Am Dienstag verteidigte Bundesinnenminister Thomas de Maizière (CDU) auf dem Kongress das geplante Auslesen der Handydaten von Asylsuchenden durch das Bundesamt für Migration und Flüchtlinge (BAMF). »Wir haben das im Asylpaket II auch für die Ausländerbehörden schon ermöglicht. Und es besteht überhaupt kein Grund, warum nicht das Bundesamt für Migration das auch können sollte«, verteidigte der CDU-Rechtsaußen die Pläne der Bundesregierung. Kritik kam hingegen von der Linksfraktion im Bundestag. Die standardisierte und verdachtsunabhängige Durchsuchung von Mobiltelefonen durch das BAMF stelle Geflüchtete auf eine rechtliche Stufe mit Verdächtigen einer schweren Straftat, monierte Ulla Jelpke, die innenpolitische Sprecherin der Linken. De Maizière hingegen behauptete, dass viele Flüchtlinge insbesondere aus Staaten, für deren Bürger hier »vermutlich keine sichere Bleibeperspektive existiert«, ein Handy, aber keinen Pass besäßen. »Es ist nicht zuviel verlangt, wenn ein Staat, von dem der Betroffene Schutz begehrt, dass dann diesem Staat gegenüber wahrheitsgemäß gesagt wird, wie man heißt und woher man kommt«, sagte er am Dienstag.

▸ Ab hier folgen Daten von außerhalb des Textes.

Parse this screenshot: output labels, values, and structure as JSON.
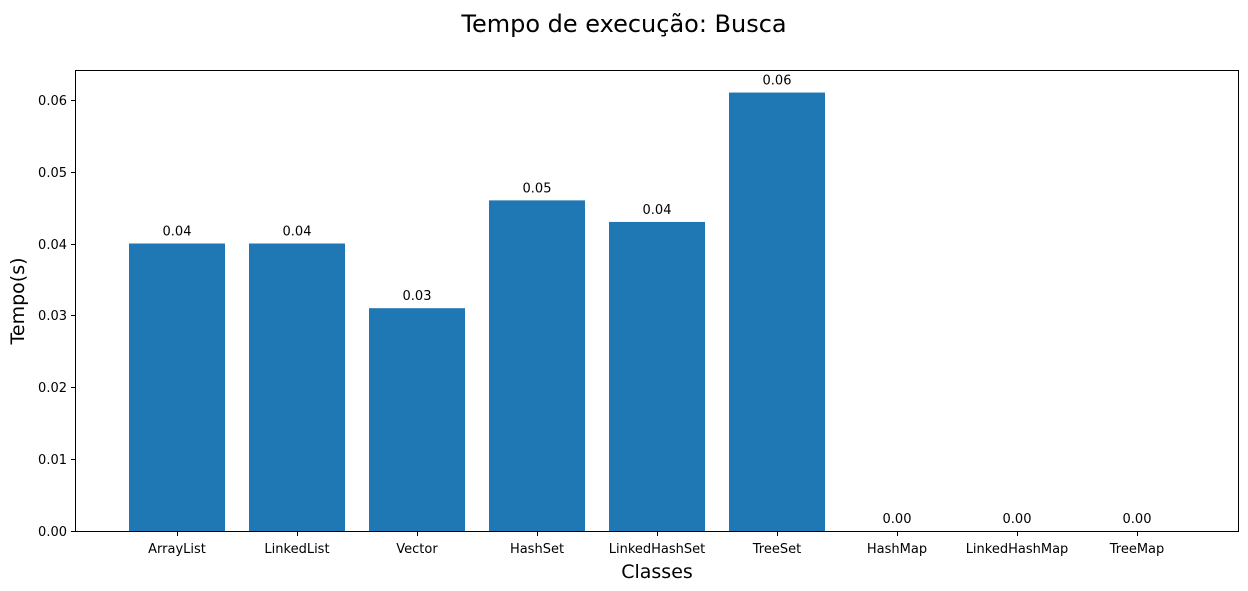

Der Polizeikongress steht in diesem Jahr unter dem Motto »Europa grenzenlos? Freiheit, Mobilität, Sicherheit«. Programmatisch befassen sich die rund 1.700 Besucher im Rahmen von 20 Fachforen mit dem sogenannten Kampf gegen Terrorismus, »linksextremistischer Gewalt« und der Abschottung der EU-Außengrenzen. Auch neuere technische Entwicklungen wie etwa die automatische Gesichtserkennung werden auf dem Kongress behandelt, den auch Firmen wie Vodafone, Jenoptik und Microsoft unterstützen.
Bereits am vergangenen Samstag waren rund 250 Menschen einem Aufruf linker Gruppen gefolgt und hatten gegen den Kongress demonstriert. »In Zeiten zugespitzter gesellschaftlicher Konfliktlagen, die in den Augen der Herrschenden als Konsequenzen von Krisen auftreten – die Schlagworte Finanz- und Flüchtlingskrise sind in aller Munde –, wird auf repressive ordnungspolitische Maßnahmen zurückgegriffen«, kritisierten sie. Zugleich warnten sie vor einer weiteren »Hochrüstung des Polizeiapparates«.

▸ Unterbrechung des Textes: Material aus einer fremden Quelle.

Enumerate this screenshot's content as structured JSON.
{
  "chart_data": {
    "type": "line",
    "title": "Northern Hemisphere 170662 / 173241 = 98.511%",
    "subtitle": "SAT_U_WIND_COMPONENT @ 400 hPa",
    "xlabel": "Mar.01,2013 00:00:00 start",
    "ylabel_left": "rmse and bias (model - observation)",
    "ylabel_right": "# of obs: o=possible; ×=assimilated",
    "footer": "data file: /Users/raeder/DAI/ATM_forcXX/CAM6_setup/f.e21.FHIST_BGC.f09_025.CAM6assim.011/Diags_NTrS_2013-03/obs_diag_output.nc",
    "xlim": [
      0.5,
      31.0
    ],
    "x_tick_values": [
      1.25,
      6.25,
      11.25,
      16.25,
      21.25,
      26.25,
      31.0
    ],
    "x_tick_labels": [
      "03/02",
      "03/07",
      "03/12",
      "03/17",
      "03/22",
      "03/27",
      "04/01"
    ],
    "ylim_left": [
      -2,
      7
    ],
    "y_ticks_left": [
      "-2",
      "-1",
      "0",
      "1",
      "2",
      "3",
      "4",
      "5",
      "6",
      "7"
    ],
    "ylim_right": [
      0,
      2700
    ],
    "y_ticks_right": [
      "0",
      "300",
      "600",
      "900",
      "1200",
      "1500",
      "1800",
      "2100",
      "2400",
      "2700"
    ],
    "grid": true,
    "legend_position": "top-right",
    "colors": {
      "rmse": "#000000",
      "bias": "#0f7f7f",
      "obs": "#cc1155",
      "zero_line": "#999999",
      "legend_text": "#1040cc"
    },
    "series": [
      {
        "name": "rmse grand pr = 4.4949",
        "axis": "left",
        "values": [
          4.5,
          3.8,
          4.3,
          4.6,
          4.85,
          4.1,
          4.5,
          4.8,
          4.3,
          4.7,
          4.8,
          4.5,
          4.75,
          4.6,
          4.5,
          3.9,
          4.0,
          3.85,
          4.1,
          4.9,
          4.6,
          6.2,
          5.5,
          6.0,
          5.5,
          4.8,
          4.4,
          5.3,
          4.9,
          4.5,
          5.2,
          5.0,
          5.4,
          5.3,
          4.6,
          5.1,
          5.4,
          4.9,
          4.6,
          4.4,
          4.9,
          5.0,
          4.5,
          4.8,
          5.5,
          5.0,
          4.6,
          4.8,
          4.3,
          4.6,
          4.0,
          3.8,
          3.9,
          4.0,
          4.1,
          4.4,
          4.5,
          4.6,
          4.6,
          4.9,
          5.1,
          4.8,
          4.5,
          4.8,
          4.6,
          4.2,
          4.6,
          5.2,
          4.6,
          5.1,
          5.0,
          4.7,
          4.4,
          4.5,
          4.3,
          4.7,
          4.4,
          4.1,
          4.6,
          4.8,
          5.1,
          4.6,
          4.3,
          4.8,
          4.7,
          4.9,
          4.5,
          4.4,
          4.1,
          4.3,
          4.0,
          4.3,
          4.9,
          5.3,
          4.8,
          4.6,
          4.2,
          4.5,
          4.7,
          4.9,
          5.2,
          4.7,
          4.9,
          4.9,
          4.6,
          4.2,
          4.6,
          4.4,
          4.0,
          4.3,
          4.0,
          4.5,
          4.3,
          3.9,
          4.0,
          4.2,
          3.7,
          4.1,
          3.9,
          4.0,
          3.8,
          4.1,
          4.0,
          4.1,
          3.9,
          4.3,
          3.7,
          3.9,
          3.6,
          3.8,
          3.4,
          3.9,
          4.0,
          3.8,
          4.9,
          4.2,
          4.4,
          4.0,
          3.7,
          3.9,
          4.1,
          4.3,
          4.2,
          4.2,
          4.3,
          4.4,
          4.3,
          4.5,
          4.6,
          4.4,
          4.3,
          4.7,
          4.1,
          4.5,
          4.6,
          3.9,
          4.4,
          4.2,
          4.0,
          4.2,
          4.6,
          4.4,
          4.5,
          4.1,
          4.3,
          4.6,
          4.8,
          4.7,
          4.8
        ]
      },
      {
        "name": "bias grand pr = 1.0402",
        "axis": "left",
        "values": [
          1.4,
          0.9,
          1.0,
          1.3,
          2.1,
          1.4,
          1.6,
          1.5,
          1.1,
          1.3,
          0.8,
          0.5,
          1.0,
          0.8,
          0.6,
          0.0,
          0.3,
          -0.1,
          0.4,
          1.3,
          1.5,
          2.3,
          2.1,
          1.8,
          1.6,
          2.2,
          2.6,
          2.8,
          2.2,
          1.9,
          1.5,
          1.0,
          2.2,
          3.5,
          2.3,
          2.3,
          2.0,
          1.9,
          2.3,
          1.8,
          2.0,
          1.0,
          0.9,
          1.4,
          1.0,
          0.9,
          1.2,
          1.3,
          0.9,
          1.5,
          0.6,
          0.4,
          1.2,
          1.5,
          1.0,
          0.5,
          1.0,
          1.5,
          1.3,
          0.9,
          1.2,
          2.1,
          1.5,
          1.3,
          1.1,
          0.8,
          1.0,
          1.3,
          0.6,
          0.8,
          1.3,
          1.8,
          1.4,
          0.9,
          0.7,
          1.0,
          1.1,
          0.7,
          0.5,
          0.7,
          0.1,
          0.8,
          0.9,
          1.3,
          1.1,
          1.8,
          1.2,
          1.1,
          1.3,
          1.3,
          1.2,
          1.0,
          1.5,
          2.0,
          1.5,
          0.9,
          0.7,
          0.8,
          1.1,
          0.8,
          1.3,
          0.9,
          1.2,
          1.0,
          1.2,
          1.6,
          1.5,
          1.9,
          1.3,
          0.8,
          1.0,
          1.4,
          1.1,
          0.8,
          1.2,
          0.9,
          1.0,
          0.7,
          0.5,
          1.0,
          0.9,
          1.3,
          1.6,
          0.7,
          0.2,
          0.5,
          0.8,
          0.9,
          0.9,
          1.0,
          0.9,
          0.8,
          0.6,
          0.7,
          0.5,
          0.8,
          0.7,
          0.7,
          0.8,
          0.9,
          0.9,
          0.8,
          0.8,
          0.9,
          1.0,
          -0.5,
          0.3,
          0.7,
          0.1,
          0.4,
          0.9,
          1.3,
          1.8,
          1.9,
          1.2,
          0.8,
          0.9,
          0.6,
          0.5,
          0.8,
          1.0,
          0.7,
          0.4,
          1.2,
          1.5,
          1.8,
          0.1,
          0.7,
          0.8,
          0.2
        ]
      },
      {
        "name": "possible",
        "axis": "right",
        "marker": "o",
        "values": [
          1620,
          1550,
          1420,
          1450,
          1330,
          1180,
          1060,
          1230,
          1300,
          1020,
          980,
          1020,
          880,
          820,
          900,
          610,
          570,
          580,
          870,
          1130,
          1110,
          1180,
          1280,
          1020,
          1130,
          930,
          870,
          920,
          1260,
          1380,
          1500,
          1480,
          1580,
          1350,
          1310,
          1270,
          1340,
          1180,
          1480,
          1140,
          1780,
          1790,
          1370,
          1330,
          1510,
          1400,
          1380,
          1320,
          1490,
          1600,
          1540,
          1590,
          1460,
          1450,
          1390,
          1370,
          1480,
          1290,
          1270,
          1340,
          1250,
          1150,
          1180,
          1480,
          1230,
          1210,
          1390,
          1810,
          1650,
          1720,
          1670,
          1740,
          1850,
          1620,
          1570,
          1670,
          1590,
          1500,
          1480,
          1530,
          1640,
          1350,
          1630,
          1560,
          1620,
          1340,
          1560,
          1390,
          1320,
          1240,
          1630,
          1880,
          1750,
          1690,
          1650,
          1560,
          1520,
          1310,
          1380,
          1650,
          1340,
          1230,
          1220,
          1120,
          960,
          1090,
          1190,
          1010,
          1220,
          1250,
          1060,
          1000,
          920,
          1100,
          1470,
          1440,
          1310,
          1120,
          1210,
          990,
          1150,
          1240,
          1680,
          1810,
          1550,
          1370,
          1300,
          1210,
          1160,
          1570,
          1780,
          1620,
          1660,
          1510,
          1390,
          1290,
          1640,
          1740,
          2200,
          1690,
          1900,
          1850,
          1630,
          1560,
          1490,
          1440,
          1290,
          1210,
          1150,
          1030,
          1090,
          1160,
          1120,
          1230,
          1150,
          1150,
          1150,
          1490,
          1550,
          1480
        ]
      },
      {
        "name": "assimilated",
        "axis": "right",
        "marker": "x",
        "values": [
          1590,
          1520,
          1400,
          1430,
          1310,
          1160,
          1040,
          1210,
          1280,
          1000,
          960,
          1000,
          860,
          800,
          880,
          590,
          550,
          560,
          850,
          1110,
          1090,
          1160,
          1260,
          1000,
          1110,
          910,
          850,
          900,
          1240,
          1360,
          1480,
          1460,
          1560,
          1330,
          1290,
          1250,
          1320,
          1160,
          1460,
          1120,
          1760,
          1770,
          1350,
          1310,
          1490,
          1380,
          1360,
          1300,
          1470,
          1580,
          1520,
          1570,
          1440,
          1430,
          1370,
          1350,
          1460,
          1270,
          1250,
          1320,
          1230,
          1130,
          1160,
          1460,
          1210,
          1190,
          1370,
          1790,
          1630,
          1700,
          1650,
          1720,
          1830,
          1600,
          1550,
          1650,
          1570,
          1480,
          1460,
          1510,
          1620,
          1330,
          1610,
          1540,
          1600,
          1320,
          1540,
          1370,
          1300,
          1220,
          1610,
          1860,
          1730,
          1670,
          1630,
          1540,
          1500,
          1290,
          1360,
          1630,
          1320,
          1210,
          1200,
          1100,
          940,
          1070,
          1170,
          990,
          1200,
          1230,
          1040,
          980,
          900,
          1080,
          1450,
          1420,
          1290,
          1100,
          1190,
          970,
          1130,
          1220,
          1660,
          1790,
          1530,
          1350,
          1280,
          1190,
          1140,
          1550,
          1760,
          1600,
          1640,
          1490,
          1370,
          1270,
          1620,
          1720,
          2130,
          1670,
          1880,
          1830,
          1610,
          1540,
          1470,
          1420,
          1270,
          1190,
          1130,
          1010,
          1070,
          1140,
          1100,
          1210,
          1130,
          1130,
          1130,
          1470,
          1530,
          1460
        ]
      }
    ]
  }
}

Ähnlich äußerte sich auch die Bundestagsabgeordnete Karin Binder (Die Linke). Diese hatte sich schon in den vergangenen Jahren kritisch zu dem Polizeikongress geäußert. Am Dienstag sagte sie im Gespräch mit junge Welt, statt über den weiteren Abbau von Grund- und Freiheitsrechten nicht nur für Flüchtlinge zu schwadronieren, sei es sinnvoller, sich Gedanken über eine Demokratisierung der Behörden zu machen. Noch immer gelten die Unschuldsvermutung und ebenso das Recht auf körperliche Unversehrtheit, stellte Binder klar. »Von daher bleibe ich auch bei meiner Forderung, den Einsatz von Pfefferspray bei Demonstrationen zu verbieten, da nicht auszuschließen ist, dass es dabei – aufgrund von Vorerkrankungen, Drogengebrauch oder allergischen Reaktionen – zu Todesfällen kommen kann.« Die Abgeordnete sprach sich auch gegen den Einsatz von Elektroschockpistolen, sogenannten Tasern, aus. Die umstrittenen Distanzwaffen werden seit Februar in Berlin von 20 Beamten im Streifendienst getestet. In den USA, wo die Waffe flächendeckend eingesetzt wird, kam es mehrfach zu Todesfällen, da der Beschuss mit den Metallpfeilen, die mit Drähten mit dem Taser verbunden sind und kurzzeitig eine Spannung von bis zu 50.000 Volt auf die Zielperson übertragen, für Menschen mit Herz- bzw. Kreislauferkrankungen schnell lebensbedrohlich sein können. »Gesellschaftliche Konflikte haben sich noch nirgendwo auf der Welt mit Gewalt lösen lassen«, betonte Binder.